· British parents are going into debt so their children don't miss out
· Nearly a third (29%) go into their overdrafts and over a quarter (27%) take out a loan or use credit cards to fund children's expectations
· Over half (52%) of parents work extra hours and just over a quarter (26%) take on a second job, despite having to sacrifice time with the kids
· Almost a quarter (24%) of parents are willing to support their children until they're financially stable and nearly a sixth (16%) all their lives
· Full information on NS&I's Quarterly Savings Survey is available from http://www.nsandi.com/press-room/savingsurvey/index.jsp

British parents are going into debt and making significant personal sacrifices because they don't want their children to miss out, according to the latest NS&I (National Savings and Investments) Quarterly Savings Survey.

Nearly a third (29%) of British parents are increasing their overdrafts and more than a quarter (27%) are taking out a loan or using their credit cards to fund their children, suggesting that many are willing to risk their financial security to provide for their offspring. For many (59%), the pressure to pay comes from not wanting their children to miss out on the best opportunities - be it cultural trips, sports and music lessons, extra tuition and so on, although for some (15%) it is simply because they cannot resist their kids' demands.

Personal sacrifices

Some parents are so determined to provide the best opportunities for their children that they make significant personal sacrifices to do so, including spending less time with their family. More than half (52%) of parents work extra hours to fund their children, while a quarter (26%) have taken on a second job to find the money. Parents make other sacrifices too, with over three-quarters (76%) cutting down on socialising, a similar percentage (75%) spending less on clothes, nearly two-thirds (63%) paying less for holidays and over a third (36%) cancelling their gym memberships.

Tim Mack, senior savings spokesperson from NS&I said: "It is only natural that British parents should want to put their children first and make sure that they have the best opportunities available, but this is having a significant impact on their wallets. Parents and families need to plan their household finances carefully, trying not to dip into their overdrafts or go into debt, but instead thinking about which outgoings are essential. This should help parents resist children's demands for things that are just nice to have."

Parents in it for the long haul

Despite the costs, parents are planning to support their children well into their adult years. Nearly a quarter (24%) of parents said they would provide financial support until their children are financially stable, however long that takes, and over a third (35%) of parents said they will lend a hand until their children start work and are earning an income. Moreover, a generous 16% of parents will provide financial support for the rest of their children's lives. Only 6% of parents expect their children to stand on their own financial feet from the age of 18 onwards.

Family and friends chip in to help

It is not just parents that are paying for children's upkeep, with the majority of the population (56%) having chipped in to help a relative or friend pay for their offspring. While this might be expected of grandparents, it is more surprising that a third (34%) of the population have helped pay for their nephew or niece, while a similar number (31%) have contributed to their brother or sister's upkeep.

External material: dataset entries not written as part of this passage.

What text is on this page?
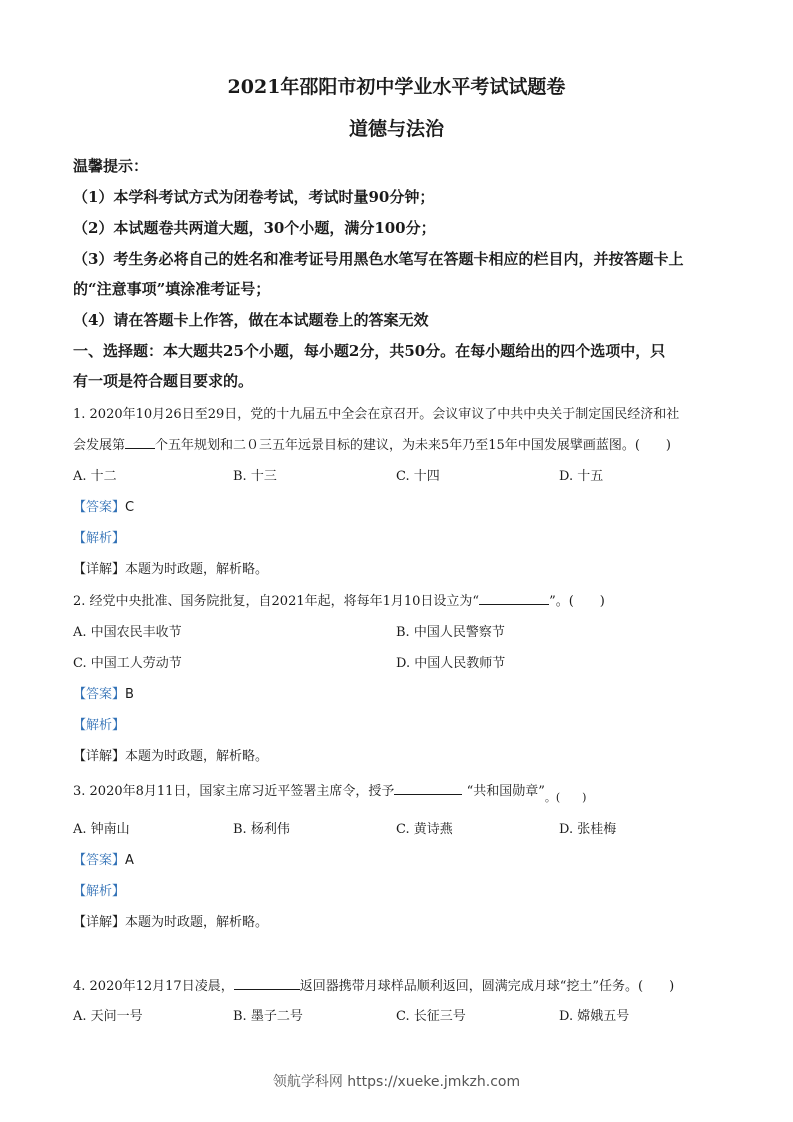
2021年邵阳市初中学业水平考试试题卷
道德与法治
温馨提示：
（1）本学科考试方式为闭卷考试，考试时量90分钟；
（2）本试题卷共两道大题，30个小题，满分100分；
（3）考生务必将自己的姓名和准考证号用黑色水笔写在答题卡相应的栏目内，并按答题卡上
的“注意事项”填涂准考证号；
（4）请在答题卡上作答，做在本试题卷上的答案无效
一、选择题：本大题共25个小题，每小题2分，共50分。在每小题给出的四个选项中，只
有一项是符合题目要求的。
1. 2020年10月26日至29日，党的十九届五中全会在京召开。会议审议了中共中央关于制定国民经济和社
会发展第 个五年规划和二０三五年远景目标的建议，为未来5年乃至15年中国发展擘画蓝图。(　　)
A. 十二	B. 十三	C. 十四	D. 十五
【答案】C
【解析】
【详解】本题为时政题，解析略。
2. 经党中央批准、国务院批复，自2021年起，将每年1月10日设立为“	”。(　　)
A. 中国农民丰收节	B. 中国人民警察节
C. 中国工人劳动节	D. 中国人民教师节
【答案】B
【解析】
【详解】本题为时政题，解析略。
3. 2020年8月11日，国家主席习近平签署主席令，授予	“共和国勋章$”_{。( )}$
A. 钟南山	B. 杨利伟	C. 黄诗燕	D. 张桂梅
【答案】A
【解析】
【详解】本题为时政题，解析略。
4. 2020年12月17日凌晨，	返回器携带月球样品顺利返回，圆满完成月球“挖土”任务。(　　)
A. 天问一号	B. 墨子二号	C. 长征三号	D. 嫦娥五号
领航学科网 https://xueke.jmkzh.com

A quarter (25%) of the population said they had dug deep to help a friend fund their children.

Children financially unaware or just take it for granted

Over half of all parents (51%) think that while children may appreciate some of what is spent on them, they are unaware of how much things cost. However nearly a third (32%) of the population just think that young people take parents' financial support completely for granted. Over one in ten (11%) think that children see the money being spent on them as their right.

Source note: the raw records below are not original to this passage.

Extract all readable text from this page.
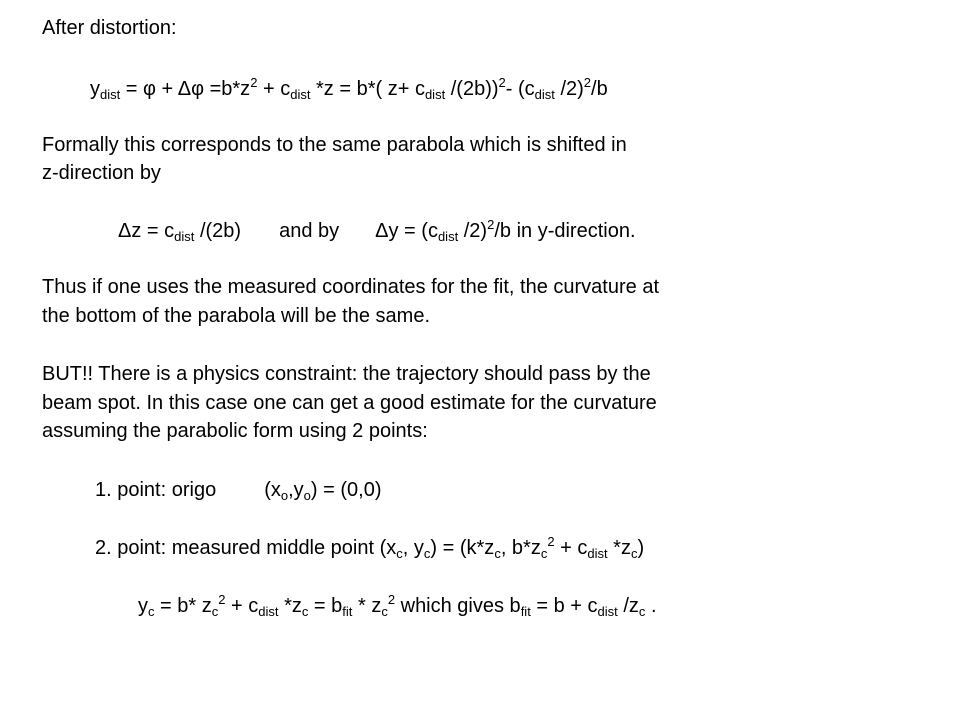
After distortion:
$y_{dist} = \varphi + \Delta\varphi =b*z^2 + c_{dist}$ *z = b*( $z+ c_{dist}$ /(2b))$^2$- ($c_{dist}$ /2)$^2$/b
Formally this corresponds to the same parabola which is shifted in
z-direction by
$\Delta z = c_{dist}$ /(2b) and by $\Delta y = (c_{dist}$ /2)$^2$/b in y-direction.
Thus if one uses the measured coordinates for the fit, the curvature at
the bottom of the parabola will be the same.
BUT!! There is a physics constraint: the trajectory should pass by the
beam spot. In this case one can get a good estimate for the curvature
assuming the parabolic form using 2 points:
1. point: origo $(x_o,y_o) = (0,0)$
2. point: measured middle point ($x_c$, $y_c) = (k*z_c$, $b*z_c^2 + c_{dist}$ $*z_c$)
$y_c = b*$ $z_c^2 + c_{dist}$ $*z_c = b_{fit} * z_c^2$ which gives $b_{fit} = b + c_{dist}$ $/z_c$ .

Population falling well short of its savings ideals

Looking at savings levels in summer 2008, there is a significant inconsistency between what people ideally want to save each month and the actual amounts they are setting aside. In fact, it seems that only people who save regularly are achieving levels close to their aspirations.

During summer 2008:

* The ideal amount that the population wants to save each month has risen to its highest ever level (£213.37 per head, 15.67% of total income), but these aspirations are not being reflected in actual savings levels which are considerably lower (£87.23 per head, 6.41%).
* Regular savers however are managing to save an amount similar to the population's average ideal levels, putting aside the highest average amount since the Quarterly Savings Survey began - on average; they have saved £193.07 per month, an increase from spring 2008 when the figure was £185.63.
* The percentage of people that save regularly each month continues to be less than half of the population (47%), the same as spring 2008.
* The population is becoming increasingly pessimistic about its ability to save. Two-fifths of the population (40%) said they are less likely to save over the next three months.